Ebrosa Office Building

Madrid, España

Structural typology: OFFICE BUILDINGS
Date: January, 2010
Owner: Ebrosa
Construction: Ferrovial
Scope: detailed design and construction monitoring
Architect: Estudio Lamela & Hok

The building is composed of 5 storeys above grade, practically rectangular in shape, 76.0m x 17.5m, and covers a surface area of 1,530m2. There are 4 levels below grade. The dimensions of these floors are approximately 95.0m x 51.0m covering a total surface area of 4,900m2.

Its façade is composed of an external skin made up of a myriad of different types of glass which are held together on a metal framework, and rises over the M40 motorway offering a magnificent hallmark of its identity. The building is interconnected via a series of gangways set at different levels.

The horizontal structure is completely executed employing grid slabs. It would be worth differentiating between the grid slabs on the typical floor, ground floor and basement -1, whose characteristics are as follows:
− TYPICAL FLOOR: Post-stressed grid slab 40+10 (cm), nerve width 18 cm, interaxial distance between nerves 86 cm. Spans 16.10 m in N-S direction and 8.10 m in E-W direction.
− GROUND FLOOR: Grid slabs 35+15 (cm), nerve width 16 cm, interaxial distance between nerves 84 cm. Maximum spans 8.98.
− BASEMENT FLOOR -1: Grid slabs 25+10 (cm), nerve width 16 cm, interaxial distance between nerves 84 cm. Maximum spans 8.98.

This triple typology in the slab type has been motivated in the case of the typical floor type, due to the large spans to be covered (16.10m) between columns, whilst the difference between the typologies in the ground and basement -1 floors is due to the high existing loads imposed in the first mentioned, caused by the difference in levels between the upper slab level and the finished floor which are solved with screeds and fills, as is also the case in the access area for the fire brigade. The retaining walls employed in the excavation are 0.50m thick continuous diaphragm walls. During the excavation process two levels of provisional anchorage have been foreseen.

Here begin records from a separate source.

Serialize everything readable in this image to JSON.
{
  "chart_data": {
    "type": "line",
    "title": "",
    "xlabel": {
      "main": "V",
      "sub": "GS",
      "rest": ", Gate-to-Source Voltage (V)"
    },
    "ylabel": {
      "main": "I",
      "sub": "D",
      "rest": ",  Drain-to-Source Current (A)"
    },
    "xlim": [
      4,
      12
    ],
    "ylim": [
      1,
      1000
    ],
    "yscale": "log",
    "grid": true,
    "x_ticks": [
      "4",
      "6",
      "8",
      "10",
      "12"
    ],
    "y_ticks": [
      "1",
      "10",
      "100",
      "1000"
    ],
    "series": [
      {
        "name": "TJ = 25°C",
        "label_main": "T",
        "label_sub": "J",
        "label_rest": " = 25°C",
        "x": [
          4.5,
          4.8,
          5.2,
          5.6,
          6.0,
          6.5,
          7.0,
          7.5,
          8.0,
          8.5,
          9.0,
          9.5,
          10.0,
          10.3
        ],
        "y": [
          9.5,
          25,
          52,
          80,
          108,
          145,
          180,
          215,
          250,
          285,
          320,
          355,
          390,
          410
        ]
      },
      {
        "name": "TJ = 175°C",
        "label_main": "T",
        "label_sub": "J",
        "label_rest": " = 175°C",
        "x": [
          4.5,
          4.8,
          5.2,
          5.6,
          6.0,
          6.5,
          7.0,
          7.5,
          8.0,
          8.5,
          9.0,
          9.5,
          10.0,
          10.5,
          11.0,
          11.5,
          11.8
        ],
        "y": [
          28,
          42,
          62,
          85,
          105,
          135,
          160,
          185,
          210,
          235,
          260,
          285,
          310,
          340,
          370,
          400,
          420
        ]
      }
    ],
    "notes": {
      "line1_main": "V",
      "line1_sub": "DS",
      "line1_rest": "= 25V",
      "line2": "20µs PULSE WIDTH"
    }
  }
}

The vertical structure has been solved employing columns and walls situated in the lift wells, given that the latter are well situated for this function. The vertical loads are transmitted to the foundations through the columns and the horizontal loads through the aforementioned wells.
The columns are 0.90m x 0.50m in size with the shorter side running parallel to the façade. These columns between ground and first floor are joined two by two and are set back, so obtaining a 0.80m x 1.70m column down to the foundation unit.

To solve this setting back between ground and first floor, the columns are tapered and the edges are rounded off.

On floors basement -1, basement -2 and basement -3, apart from the columns which support the floors above grade, there are also round, square and rectangular columns.

The four walls situated in the vertical communication shafts are made of reinforced concrete and are a constant 0.30m thick. They are C-shaped on plan.

It has not been deemed necessary to employ expansion joints in the floors, given that the corresponding dimensions are relatively moderate so as to fear possible structural effects in the slabs or columns due to thermal or rheological effects.